7 Reasons Your Dog is Better Than a Boyfriend

We’ve heard this about a million times: men are dogs. And in behalf of all beloved canines in the world, we absolutely beg to differ.

Whether you’ve been duped too many times by a guy, or you simply could no longer be bothered to baby another manchild with more issues than Time magazine, hating on the opposite sex is made too easy by the wonderful perfection of having the unconditional love of a furry, snuggly, and warm-as-honey puppy. It’s no contest, but in case there’s any doubt, here are 7 reasons why a dog is better than a boyfriend:

Reasons Your Dog is Better Than a Boyfriend Header

1.  No ugly breakups.

Let’s face it—you’re far from perfect. Amidst all your good points and redeeming qualities is a whole slew of screw ups and missteps. But unlike a boyfriend, your dog won’t storm out in the middle of a fight (because there will be NO fights), or sit you down and tell you, “We just lost it somewhere along the way. It’s just not there anymore.” With your beloved pooch, it will ALWAYS be there—pure, unending love.


2. No (bad) history lessons.

Dogs were spared from having the ability to hold a grudge against the person they love. Unfortunately, the male human species may have been too blessed with such talents—and selectively sharp memories—when it comes to enumerating everything that you’ve done wrong from two to ten years ago, like reserve arsenal for when an argument starts going your way.
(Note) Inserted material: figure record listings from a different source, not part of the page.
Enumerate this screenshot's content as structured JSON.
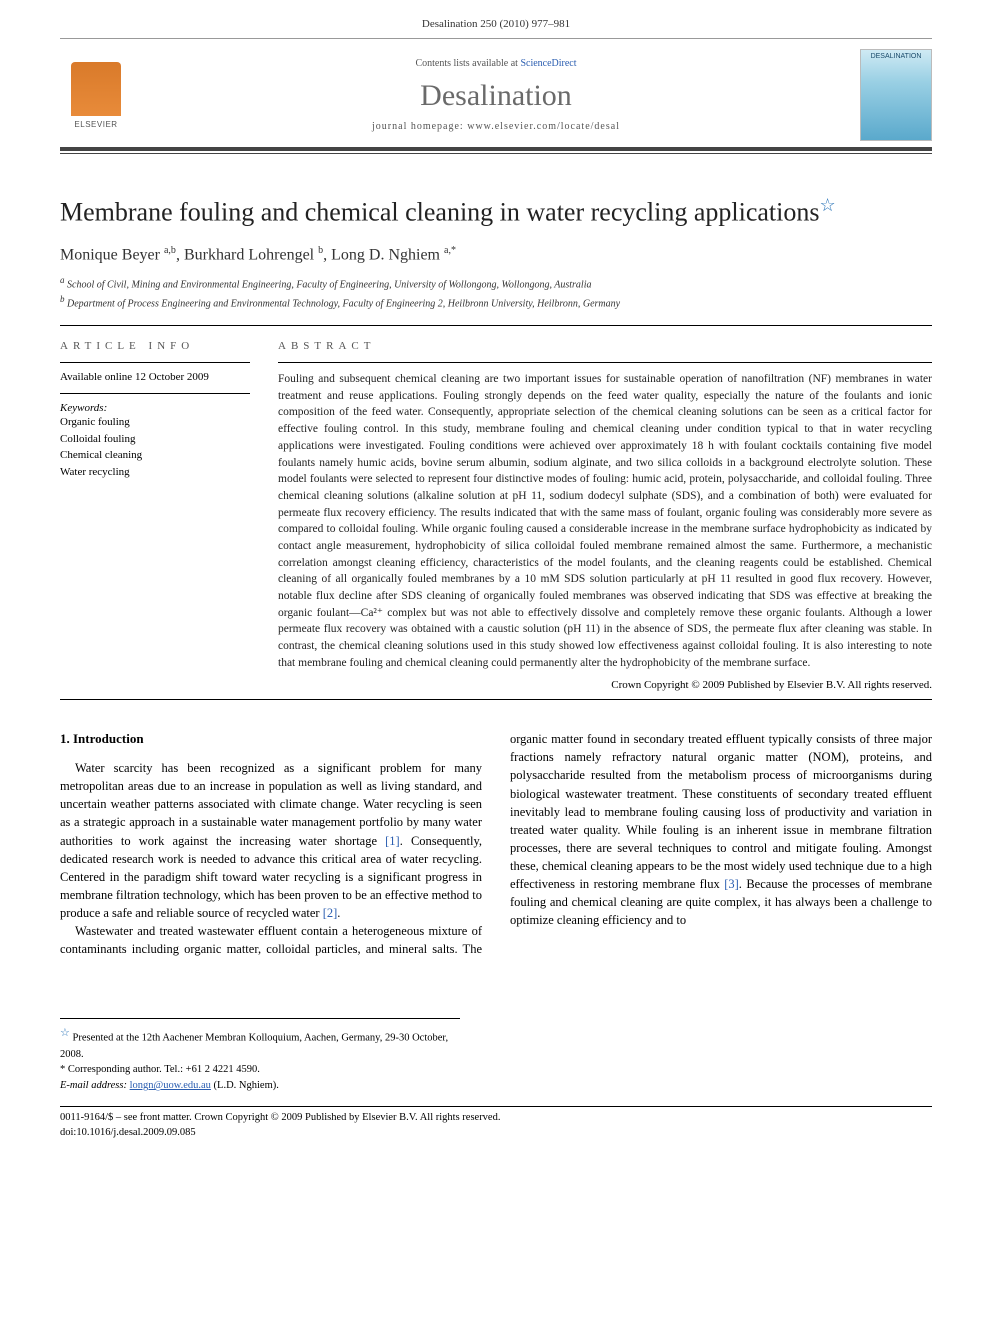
{
  "running_head": "Desalination 250 (2010) 977–981",
  "masthead": {
    "contents_prefix": "Contents lists available at ",
    "contents_link": "ScienceDirect",
    "journal": "Desalination",
    "homepage_prefix": "journal homepage: ",
    "homepage_url": "www.elsevier.com/locate/desal",
    "publisher_name": "ELSEVIER",
    "cover_label": "DESALINATION"
  },
  "article": {
    "title": "Membrane fouling and chemical cleaning in water recycling applications",
    "authors_html": "Monique Beyer <span class='sup'>a,b</span>, Burkhard Lohrengel <span class='sup'>b</span>, Long D. Nghiem <span class='sup'>a,*</span>",
    "affiliations": {
      "a": "School of Civil, Mining and Environmental Engineering, Faculty of Engineering, University of Wollongong, Wollongong, Australia",
      "b": "Department of Process Engineering and Environmental Technology, Faculty of Engineering 2, Heilbronn University, Heilbronn, Germany"
    }
  },
  "info": {
    "heading": "ARTICLE INFO",
    "available": "Available online 12 October 2009",
    "keywords_label": "Keywords:",
    "keywords": [
      "Organic fouling",
      "Colloidal fouling",
      "Chemical cleaning",
      "Water recycling"
    ]
  },
  "abstract": {
    "heading": "ABSTRACT",
    "body": "Fouling and subsequent chemical cleaning are two important issues for sustainable operation of nanofiltration (NF) membranes in water treatment and reuse applications. Fouling strongly depends on the feed water quality, especially the nature of the foulants and ionic composition of the feed water. Consequently, appropriate selection of the chemical cleaning solutions can be seen as a critical factor for effective fouling control. In this study, membrane fouling and chemical cleaning under condition typical to that in water recycling applications were investigated. Fouling conditions were achieved over approximately 18 h with foulant cocktails containing five model foulants namely humic acids, bovine serum albumin, sodium alginate, and two silica colloids in a background electrolyte solution. These model foulants were selected to represent four distinctive modes of fouling: humic acid, protein, polysaccharide, and colloidal fouling. Three chemical cleaning solutions (alkaline solution at pH 11, sodium dodecyl sulphate (SDS), and a combination of both) were evaluated for permeate flux recovery efficiency. The results indicated that with the same mass of foulant, organic fouling was considerably more severe as compared to colloidal fouling. While organic fouling caused a considerable increase in the membrane surface hydrophobicity as indicated by contact angle measurement, hydrophobicity of silica colloidal fouled membrane remained almost the same. Furthermore, a mechanistic correlation amongst cleaning efficiency, characteristics of the model foulants, and the cleaning reagents could be established. Chemical cleaning of all organically fouled membranes by a 10 mM SDS solution particularly at pH 11 resulted in good flux recovery. However, notable flux decline after SDS cleaning of organically fouled membranes was observed indicating that SDS was effective at breaking the organic foulant—Ca²⁺ complex but was not able to effectively dissolve and completely remove these organic foulants. Although a lower permeate flux recovery was obtained with a caustic solution (pH 11) in the absence of SDS, the permeate flux after cleaning was stable. In contrast, the chemical cleaning solutions used in this study showed low effectiveness against colloidal fouling. It is also interesting to note that membrane fouling and chemical cleaning could permanently alter the hydrophobicity of the membrane surface.",
    "copyright": "Crown Copyright © 2009 Published by Elsevier B.V. All rights reserved."
  },
  "body": {
    "section1_title": "1. Introduction",
    "p1": "Water scarcity has been recognized as a significant problem for many metropolitan areas due to an increase in population as well as living standard, and uncertain weather patterns associated with climate change. Water recycling is seen as a strategic approach in a sustainable water management portfolio by many water authorities to work against the increasing water shortage ",
    "p1_ref": "[1]",
    "p1_cont": ". Consequently, dedicated research work is needed to advance this critical area of water recycling. Centered in the paradigm shift toward water recycling is a significant progress in membrane filtration technology,",
    "p2a": "which has been proven to be an effective method to produce a safe and reliable source of recycled water ",
    "p2a_ref": "[2]",
    "p2a_end": ".",
    "p2": "Wastewater and treated wastewater effluent contain a heterogeneous mixture of contaminants including organic matter, colloidal particles, and mineral salts. The organic matter found in secondary treated effluent typically consists of three major fractions namely refractory natural organic matter (NOM), proteins, and polysaccharide resulted from the metabolism process of microorganisms during biological wastewater treatment. These constituents of secondary treated effluent inevitably lead to membrane fouling causing loss of productivity and variation in treated water quality. While fouling is an inherent issue in membrane filtration processes, there are several techniques to control and mitigate fouling. Amongst these, chemical cleaning appears to be the most widely used technique due to a high effectiveness in restoring membrane flux ",
    "p2_ref": "[3]",
    "p2_cont": ". Because the processes of membrane fouling and chemical cleaning are quite complex, it has always been a challenge to optimize cleaning efficiency and to"
  },
  "footnotes": {
    "conference": "Presented at the 12th Aachener Membran Kolloquium, Aachen, Germany, 29-30 October, 2008.",
    "corresponding": "Corresponding author. Tel.: +61 2 4221 4590.",
    "email_label": "E-mail address: ",
    "email": "longn@uow.edu.au",
    "email_suffix": " (L.D. Nghiem)."
  },
  "footer": {
    "line1": "0011-9164/$ – see front matter. Crown Copyright © 2009 Published by Elsevier B.V. All rights reserved.",
    "doi": "doi:10.1016/j.desal.2009.09.085"
  },
  "colors": {
    "link": "#2a5db0",
    "rule": "#000000",
    "heading_gray": "#555555",
    "elsevier_orange": "#e07b2a"
  }
}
No matter how many times you accidentally step on Spot’s tail, and no matter how many horrid episodes of vet trips you make him go through, your dog still thinks the sun rises and sets on your behind.


3. Your fashion statement—or lack thereof—matters not.

Men hate to admit it, but you looking all nice and pretty for them is one of the biggest ego—and testosterone—boosters. Guys always say, “It’s the inside that counts,” but let’s be honest here—they like to show off, and they like it when you’re eye candy, so to speak.

But no, not your beloved doggie. You can wake up with your hair on horizontals and waddle around in your gym sweats all day, and he will still stare at you with those beady, beady eyes full of affection and admiration—even sans makeup and in some cases, sans the shower.


4. Fat? What Fat? Who’s Fat?

Dogs don’t count—and that includes calories. And kilograms. And inches.

He won’t judge you for that weekend pizza binge, or that afternoon cake and tea party with your gals that was more cake than tea. Your weight may fluctuate more than a seismograph on an intensity 10 earthquake, but your pooch’s love will never go flat line.


5. None of those itches.

Whether you read it on a magazine or hear it from one of your friends, there will always be the subject of love fizzing out over time.  Some say it’s in six months, some in two years—it’s as if there’s an expiration date to every romantic relationship, and you better keep up or break up.

Dogs, on the other hand, don’t have any commitment issues or relationship hang-ups. No matter how many butts Romeo sniffs at the park, you will always be his Juliet until the very end.


6. They miss you—and they mean it.

Do boyfriends wait by the window and yelp in excitement the moment they see your car pull into the garage? Maybe—but it depends on the time. Unlike having a human beau, your pooch will always be happy to see you—no matter what time you arrive. No questions, no tantrums, no where-have-you-beens, only OH-MY-GOSH-YOU’RE-HOME-I’M-SO-HAPPY-YOU’RE-REALLY-HOME-OH-MY-GOSH-I-LOVE-YOU!


7. They always take your side. ALWAYS.

Sometimes, you just want to vent out and yammer all night about a particularly upsetting situation, and the last thing you need is a boyfriend who asks questions. Who analyzes things. Who points out that you’re wrong. Who tells you what to do when you already know what to do and yet insists on telling you anyway.

Dogs are equipped to listen without judgment. You can rant all night long and then some, and you will still have their full, dedicated attention—no interruptions, no unwanted opinions. And no matter how many horrible things you end up saying, you’re still up at the top of that pedestal, and you’re still the best person in the world, bar none.